I spent most of my time sitting in a chair by Opal’s bed. I didn’t talk a lot. The TV was on when I came into the room, so I left it on and stared at it mindlessly for a few minutes at a time. There were a couple of books of devotionals on Opal’s nightstand, and I thumbed through them without really reading. At one point, I did start reading something from the devotional books aloud, but it didn’t feel right so I stopped.

The nursing assistant mentioned that Rat-cat tended  to frequent the rooms of residents who are dying, and sure enough it stopped by a few times. Mostly it just sat in the doorway and stared at me. I stared back.

I left that night not knowing if Opal even knew I had been with her. I slept a few hours and went to work the next day. I was signed up to go back the next night but had a feeling she would pass away before I got there. However, Opal was still around at 11 pm the next evening.

If you know me, you know I don’t do well on limited sleep. As I headed back to the nursing home, I was exhausted. I stopped to get a soda at a 7-11. Somehow I was distracted by the Slurpee machine and decided to mix the cherry and Coke Slurpee–something I did frequently as a kid but probably hadn’t done in ten years. And it was so good.

I brought it with me into the nursing home and stopped to see the nursing assistant at the desk. When I got to Opal’s room, I realized I had left my Slurpee at the nurses’ station. I had just greeted her by putting a hand on her shoulder and telling her who I was when I thought I’d retrieve my Slurpee, but when I took my hand off her shoulder, she made a noise.

It wasn’t something that indicated she was in pain, but it wasn’t a “good” noise. I put my hand back on my shoulder and she was quiet. I took my hand off her shoulder again, and she made the same noise–and continued to make it–until I put my hand back on her shoulder. She obviously didn’t want me to take my hand off her shoulder.
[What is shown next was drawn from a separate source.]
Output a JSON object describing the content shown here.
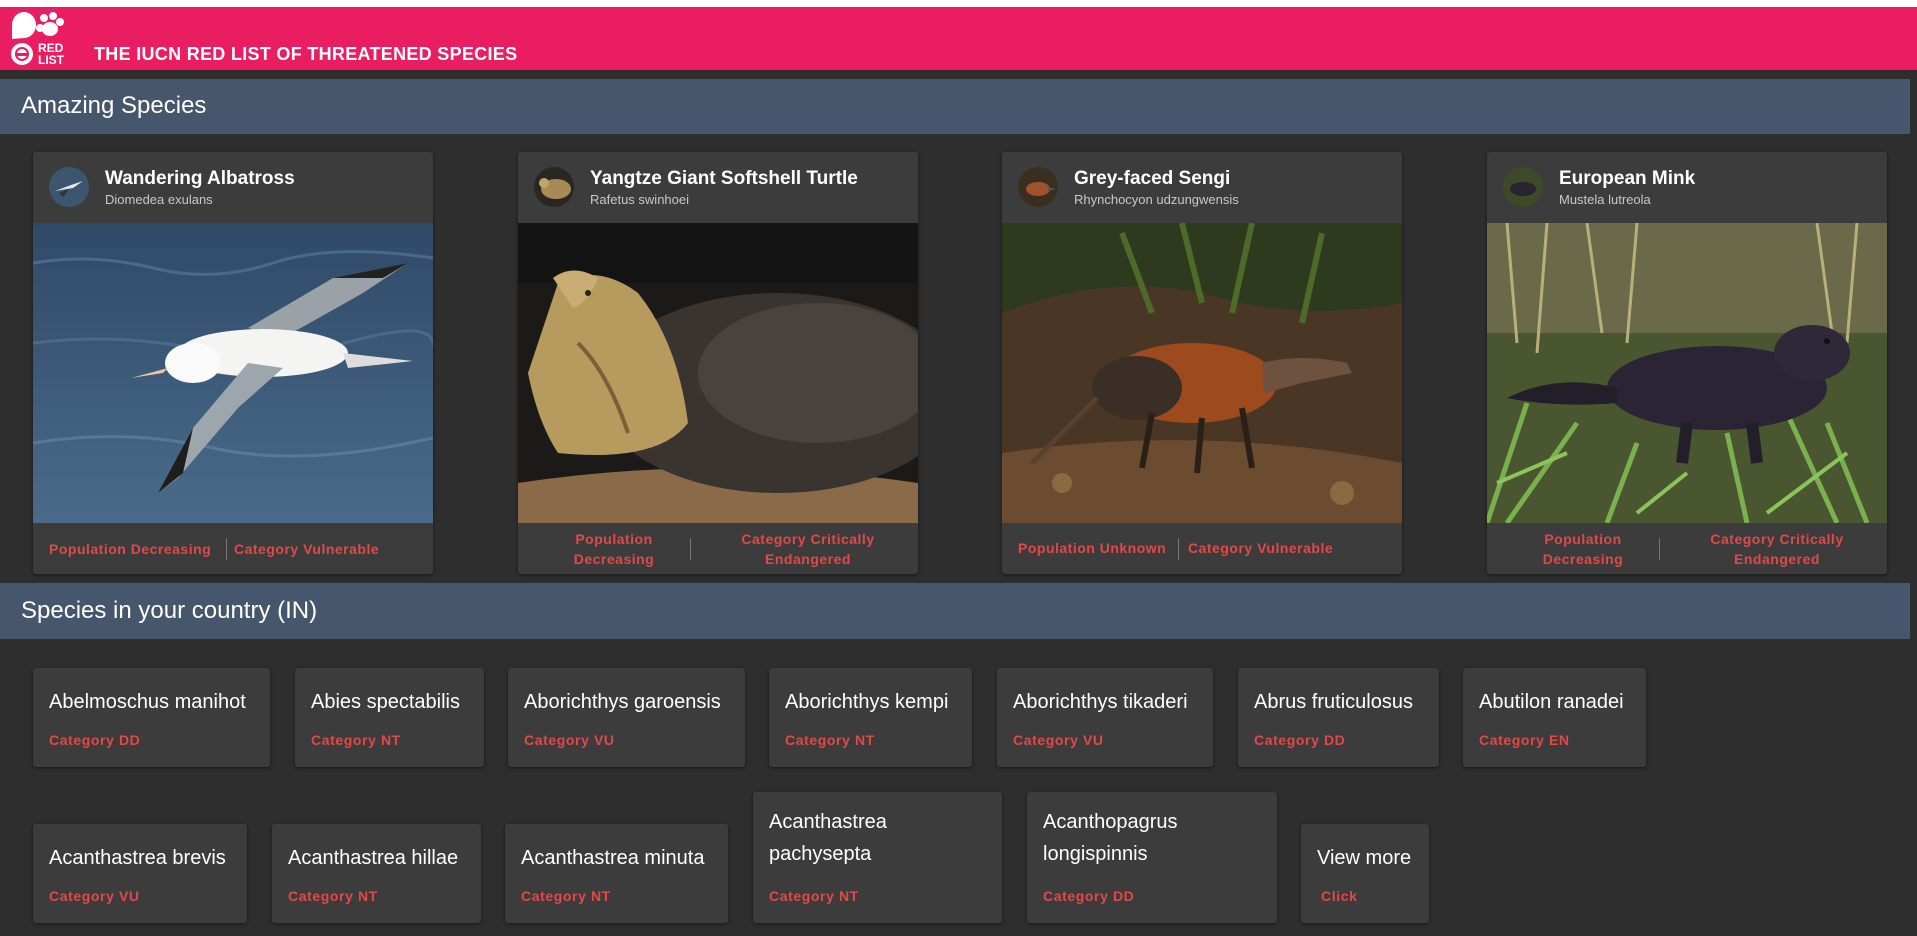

She didn’t want me to leave. And, yet, I really wanted that Slurpee.

I said, “I am just going to the nurses’ station to get my Slurpee and will be right back. I will even run.” Despite her making the same noise, I took off to the nurses’ station in a full sprint. I grabbed my cup and sprinted back. I put my hand back on Opal’s shoulder, and she was quiet again. I sat with my hand on her shoulder while drinking my Slurpee for quite some time.
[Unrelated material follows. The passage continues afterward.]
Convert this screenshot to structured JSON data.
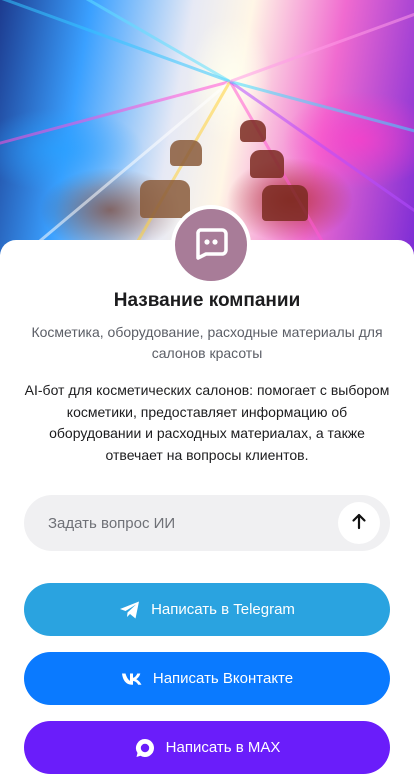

Rat-cat came and sat in the doorway. I wasn’t quite as creeped out by it the second night. In fact, I had gotten over the initial shock of his appearance and realize he was–in his own way–almost cute.

I wish I could tell you that Opal rallied, or at least that she opened her eyes and shared some departing wisdom with me. I wish I could share with you that I learned a life-changing lesson that would make me an infinitely better person from my time with Opal. I’d love to say her daughter called to thank me for sitting with her mom or maybe that another family member stopped in to say goodbye. None of that is true.

She passed away that night about 45 minutes after I left. Another hospice volunteer was with her. Unfortunately, the hospice failed to let me know, so I went back the following night. Rat-cat was there, but Opal’s bed was empty.

As I sit here nearly ten years later, I would give anything to remember Opal’s real name.